Maybe Jessica isn’t a combat hero. No shame in that. But if she’s not what CBS Entertainment’s movie proposes to say she is, what is CBS News prepared to say? That’s the most disturbing element of the whole affair. Thanks to Viacom’s commercial ambitions, Jessica Lynch could never be a story on 60 Minutes. She becomes a no-go zone for CBS News.

It’s that compression of news and entertainment, and the abusive potential in consolidating control over both, that ought to be Congress’ concern as it reviews the FCC’s latest lunacy.

The Senate Commerce Committee, in a bipartisan vote, moved to roll back this month’s decisions liberalizing common ownership of newspapers and TV stations and raising the cap on how much of the population a single media company may reach. The committee even insisted that radio mega-giants like Clear Channel — which purportedly engineered the protest against the Dixie Chicks for opining against the Iraq invasion — actually sell some of their bloated holdings.

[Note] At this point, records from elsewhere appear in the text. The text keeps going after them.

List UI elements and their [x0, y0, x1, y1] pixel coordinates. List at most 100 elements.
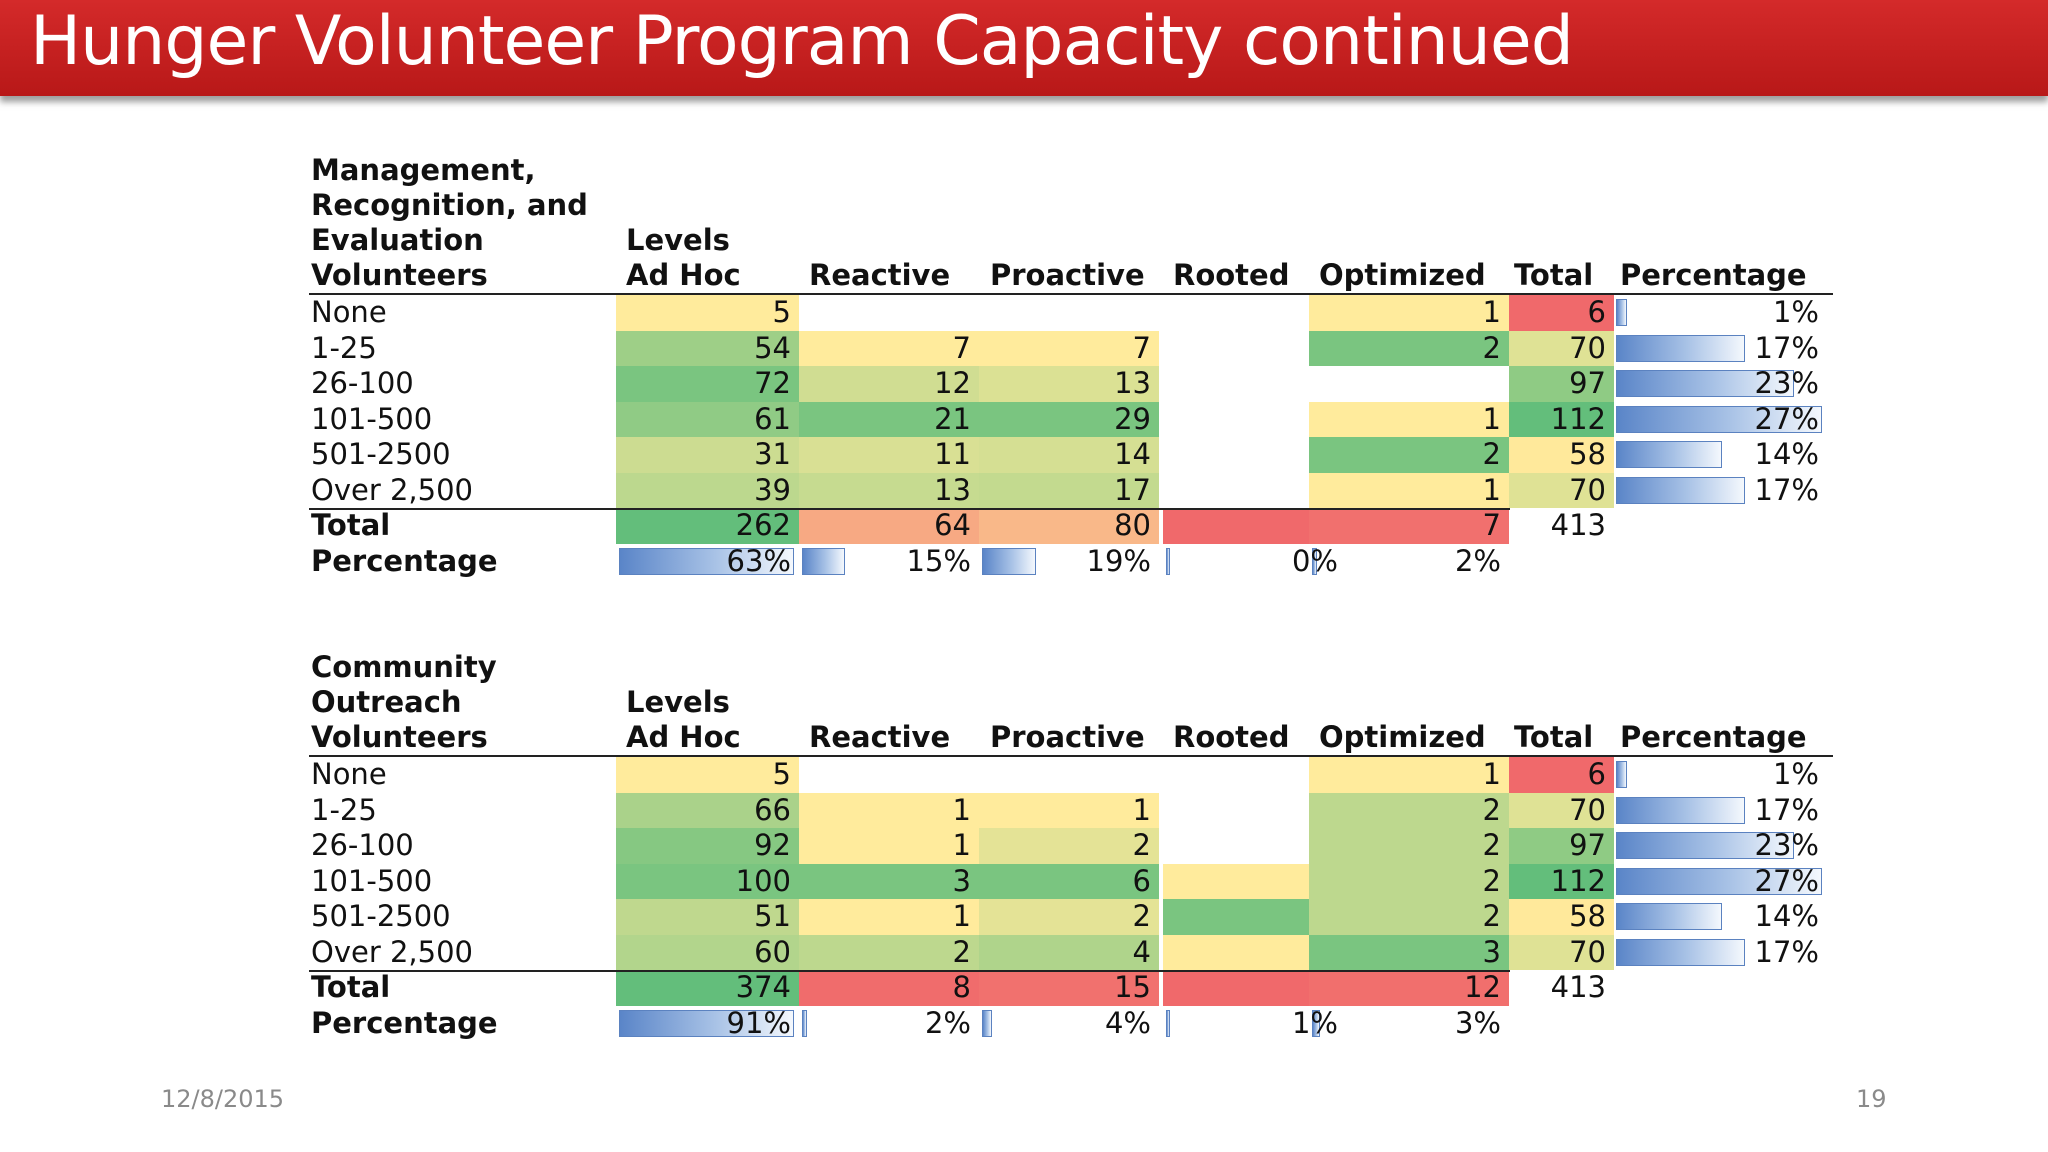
- percentage-value: 4%: [1104, 1005, 1151, 1040]
- data-cell: 70: [1509, 934, 1614, 970]
- table-header: Management, Recognition, and Evaluation Vol…: [309, 150, 1833, 293]
- table-header: Community Outreach Volunteers Levels Ad Hoc R…: [309, 612, 1833, 755]
- levels-label: Levels: [626, 685, 730, 719]
- column-header-total: Total: [1514, 720, 1594, 754]
- percentage-bar: [802, 1009, 807, 1037]
- data-cell: 11: [799, 437, 979, 473]
- percentage-bar: [1616, 903, 1722, 930]
- data-cell: 39: [616, 472, 799, 508]
- percentage-bar: [1616, 867, 1822, 895]
- data-cell: 1: [799, 792, 979, 828]
- data-cell: 1: [1309, 295, 1509, 331]
- percentage-value: 3%: [1454, 1005, 1501, 1040]
- data-cell: 13: [979, 366, 1159, 402]
- percentage-bar: [1616, 796, 1745, 824]
- table-row: None 5 1 6 1%: [309, 295, 1833, 331]
- percentage-value: 17%: [1754, 472, 1819, 507]
- table-body: None 5 1 6 1% 1-25 66 1 1 2 70 17% 26-100 92 1 2 2 97 23% 1…: [309, 757, 1833, 1041]
- table-title-line: Outreach: [311, 685, 462, 719]
- percentage-bar: [1166, 547, 1170, 575]
- data-cell: 21: [799, 401, 979, 437]
- data-cell: 2: [1309, 792, 1509, 828]
- percentage-value: 0%: [1291, 543, 1338, 578]
- column-header-optimized: Optimized: [1319, 258, 1486, 292]
- percentage-value: 23%: [1754, 828, 1819, 862]
- data-cell: 2: [1309, 437, 1509, 473]
- percentage-value: 63%: [726, 543, 791, 578]
- slide-date: 12/8/2015: [161, 1085, 285, 1113]
- table-title-line: Community: [311, 650, 497, 684]
- percentage-bar: [1616, 370, 1794, 397]
- data-cell: 72: [616, 366, 799, 402]
- data-cell: 7: [799, 330, 979, 366]
- column-header-rooted: Rooted: [1173, 258, 1290, 292]
- percentage-bar: [1616, 761, 1627, 788]
- percentage-value: 1%: [1772, 295, 1819, 329]
- data-cell: 374: [616, 970, 799, 1006]
- percentage-bar: [1312, 547, 1317, 575]
- data-cell: [799, 757, 979, 793]
- data-cell: [979, 295, 1159, 331]
- percentage-bar: [1312, 1009, 1320, 1037]
- table-row: Over 2,500 39 13 17 1 70 17%: [309, 472, 1833, 508]
- percentage-bar: [619, 547, 794, 575]
- data-cell: 6: [1509, 295, 1614, 331]
- data-cell: 2: [979, 899, 1159, 935]
- data-cell: 80: [979, 508, 1159, 544]
- data-cell: 54: [616, 330, 799, 366]
- data-cell: 6: [1509, 757, 1614, 793]
- data-cell: 2: [1309, 899, 1509, 935]
- data-cell: 12: [1309, 970, 1509, 1006]
- header-rule: [309, 755, 1833, 757]
- percentage-value: 17%: [1754, 330, 1819, 365]
- data-cell: 1: [799, 899, 979, 935]
- data-cell: 12: [799, 366, 979, 402]
- percentage-bar: [802, 547, 845, 575]
- percentage-bar: [1616, 299, 1627, 326]
- percentage-value: 19%: [1086, 543, 1151, 578]
- data-cell: 64: [799, 508, 979, 544]
- data-cell: 70: [1509, 330, 1614, 366]
- percentage-row: Percentage 91% 2% 4% 1% 3%: [309, 1006, 1833, 1042]
- percentage-value: 14%: [1754, 437, 1819, 471]
- row-label: 1-25: [311, 792, 377, 827]
- column-header-percentage: Percentage: [1620, 720, 1807, 754]
- data-cell: [1309, 366, 1509, 402]
- data-cell: 2: [1309, 828, 1509, 864]
- percentage-value: 27%: [1754, 863, 1819, 898]
- data-cell: 2: [799, 934, 979, 970]
- table-row: 26-100 72 12 13 97 23%: [309, 366, 1833, 402]
- row-label: 26-100: [311, 828, 414, 862]
- table-row: 1-25 66 1 1 2 70 17%: [309, 792, 1833, 828]
- column-header-reactive: Reactive: [809, 720, 951, 754]
- percentage-bar: [1166, 1009, 1170, 1037]
- percentage-value: 17%: [1754, 792, 1819, 827]
- table-row: 501-25005112225814%: [309, 899, 1833, 935]
- data-cell: 14: [979, 437, 1159, 473]
- management-volunteers-table: Management, Recognition, and Evaluation Vol…: [309, 150, 1833, 578]
- table-title-line: Recognition, and: [311, 188, 588, 222]
- data-cell: 2: [979, 828, 1159, 864]
- table-title: Community Outreach Volunteers: [311, 650, 497, 755]
- data-cell: 3: [1309, 934, 1509, 970]
- table-row: Over 2,5006024137017%: [309, 934, 1833, 970]
- data-cell: 5: [616, 757, 799, 793]
- row-label: Total: [311, 970, 391, 1004]
- column-header-proactive: Proactive: [990, 720, 1145, 754]
- column-header-ad-hoc: Ad Hoc: [626, 720, 741, 754]
- row-label: 501-2500: [311, 437, 451, 471]
- row-label: Total: [311, 508, 391, 542]
- column-header-ad-hoc: Ad Hoc: [626, 258, 741, 292]
- table-row: None 5 1 6 1%: [309, 757, 1833, 793]
- data-cell: 5: [616, 295, 799, 331]
- data-cell: 1: [1309, 401, 1509, 437]
- column-header-proactive: Proactive: [990, 258, 1145, 292]
- data-cell: 112: [1509, 863, 1614, 899]
- row-label: 26-100: [311, 366, 414, 400]
- table-body: None 5 1 6 1% 1-25 54 7 7 2 70 17% 26-100 72 12 13 97 23%…: [309, 295, 1833, 579]
- header-rule: [309, 293, 1833, 295]
- row-label: Over 2,500: [311, 472, 473, 507]
- total-rule: [309, 508, 1510, 510]
- column-header-rooted: Rooted: [1173, 720, 1290, 754]
- table-row: 101-500100361211227%: [309, 863, 1833, 899]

The senators may just be posturing. And they don’t directly address that melding of news and entertainment, and the potential — apparent every time Time puts Warner’s latest movie on the cover of a once great news magazine — to make news a marketing channel for the chieftains of popular culture.

But at least they keep the issue of monopoly control alive. And at a time when such things proceed invisibly, unremarked, that’s not a bad thing. Maybe it makes the truth of Jessica’s war more likely to unearth.